Tatouage et L’Ange rouge de Yasuzō Masumura, décrivent la quête sacrificielle et rédemptrice de deux femmes blessées. Deux œuvres sublimes de 1966 à redécouvrir en salles.
Dans Le dictionnaire des Cinéastes japonais (Carlotta), Stéphane du Mesnildot résume la position de Yasuzō Masumura (1924 – 1986) dans l’histoire du cinéma nippon : « ... Entre le crépuscule des grands cinéastes, Ozu, Naruse et Mizoguchi et la Nouvelle Vague représentée par Oshima et Imamura. »
En découvrant Tatouage et L’ange rouge queThe Jokers Films sort aujourd’hui en salles dans de magnifiques copies restaurées 4K, on est, en effet, soufflé par la façon dont le classicisme apparent (beauté et précision des cadrages) tranche avec une modernité évidente où l’extrême brutalité et un érotisme décomplexé inondent le cadre. Ces deux films de 1966 sont tout à la fois un choc esthétique et dramatique. Un pont entre les rives d'un passé et d'un présent qui se répondent magnifiquement.
Tatouage (1966)
Dans Tatouage, film de geishas en couleurs, la carnation parfaite de l’héroïne devient un écran sur lequel se joue les injustices, les soumissions et les révoltes. Le prologue montre la façon dont un homme ligote puis drogue une jeune femme pour disposer de son corps à sa guise et lui tatouer une silhouette maléfique dans le dos. Un geste condamnant l’infortunée à une vie de prostituée. La jeune endormie gémit à chaque coup du stylet venant scarifier sa peau. Plaisir et souffrance entremêlés. « Contrairement à l’homme qui n’est qu’une ombre, la femme est un être qui existe réellement, c’est un être extrêmement libre – voilà comment je conçois l’érotisme. », expliquait pourtant Yasuzō Masumura.
A l’instar d’un David Cronenberg, le corps brutalisé permet de révéler sa présence au monde, de s’affirmer comme tangible. Dès lors, dans ce Tatouage, la femme bafouée s’incarne dans toute sa force. Promise à l’effacement, elle peut au contraire opérer sa révolte.

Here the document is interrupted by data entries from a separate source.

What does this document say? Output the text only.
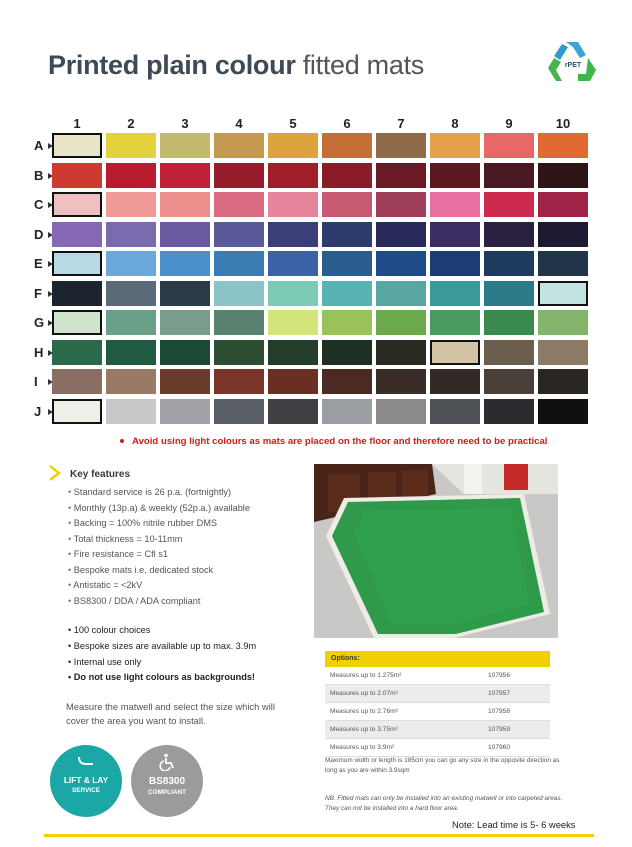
Printed plain colour fitted mats	rPET
1	2	3	4	5	6	7	8	9	10
A
B
C
D
E
F
G
H
I
J
Avoid using light colours as mats are placed on the floor and therefore need to be practical
Key features
• Standard service is 26 p.a. (fortnightly)
• Monthly (13p.a) & weekly (52p.a.) available
• Backing = 100% nitrile rubber DMS
• Total thickness = 10-11mm
• Fire resistance = Cfl s1
• Bespoke mats i.e. dedicated stock
• Antistatic = <2kV
• BS8300 / DDA / ADA compliant
• 100 colour choices
• Bespoke sizes are available up to max. 3.9m
• Internal use only
• Do not use light colours as backgrounds!
Measure the matwell and select the size which will cover the area you want to install.
LIFT & LAY
SERVICE
BS8300
COMPLIANT
Options:
Measures up to 1.275m²	107956
Measures up to 2.07m²	107957
Measures up to 2.76m²	107958
Measures up to 3.75m²	107959
Measures up to 3.9m²	107960
Maximum width or length is 185cm you can go any size in the opposite direction as long as you are within 3.9sqm
NB. Fitted mats can only be installed into an existing matwell or into carpeted areas. They can not be installed into a hard floor area.
Note: Lead time is 5- 6 weeks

C’est le cas d’Otsuya, enlevée, elle-aussi, pour devenir une geisha. Sur son dos à elle, une araignée au visage de femme-vampire et des longues pattes prédatrices. La créature guide la destinée de cette femme vengeresse. Si son amant, falot, subit plus qu’il n’inflige des blessures, Otsuya, elle, dicte sa loi et créait une emprise sur le monde autour d’elle. Film cloisonné et fiévreux, Tatouage, tire sa puissance d’une héroïne transformée en ange de la mort. Otsuya est incarnée par Ayako Wakao, la muse du cinéaste que l’on retrouve dans L’ange rouge.
L’Ange rouge (1966)
La couleur laisse place ici à un puissant noir et blanc. L’action de L’Ange rouge se passe en 1939 durant la guerre sino-japonaise. Comme dans Tatouage, la violence frappe d’emblée une femme, prisonnière de la tyrannie des hommes. La jeune infirmière, Sakura (Wakao) est violée par une groupe soldats nippons dans l’hôpital où elle travaille. Un crime impuni dans un contexte où les hommes, chairs à canon, sont de toute façon promis à une mort certaine. Sakura, blessée, ne se laisse pas abattre et poursuit sa mission autour des corps mutilés et des gémissements.
Elle assiste avec ferveur son médecin chef, accablé par cette tragédie humaine, qui carbure à la morphine pour oublier qu’ici-bas, la notion de plaisir n’existe plus. « Il y a tellement de choses qui j’aimerais oublier... » explique-t-il à Sakura dans un râle. Dès lors, celle-ci se lance dans une quête sacrificielle et plus sûrement passionnelle. Elle va décider de sauver ce mort-vivant et lui permettre de jouir à nouveau. Une manière, à travers cet amant rétif, de réparer tous les autres. Sa vengeance secrète tient dans un apparent asservissement. Sa bonté face à la cruauté ambiante, en devient insolente et donc une arme redoutable.
L'étrangeté et la complexité du cinéma de Masumura résident dans une certaine ambiguïté psychologique. Qui sont au juste ces héroïnes, faussement innocentes, qui au fur et à mesure qu’avance le récit, prennent le contrôle de l’humanité toute entière ? Une chose est sûre, c’est par le féminin que le monde abimé et souillé peut amorcer sa reconstruction.
Tatouage de Yasuzō Masumura (1966). Avec : Ayako Wakao, Akio Hasegawa... et L’Ange rouge de Yasuzō Masumura (1966). Avec : Ayako Wakao, Shinsuke Ashida... Dist. Jokers Films. En salles en copies restaurées 4K à partir du 2 Novembre.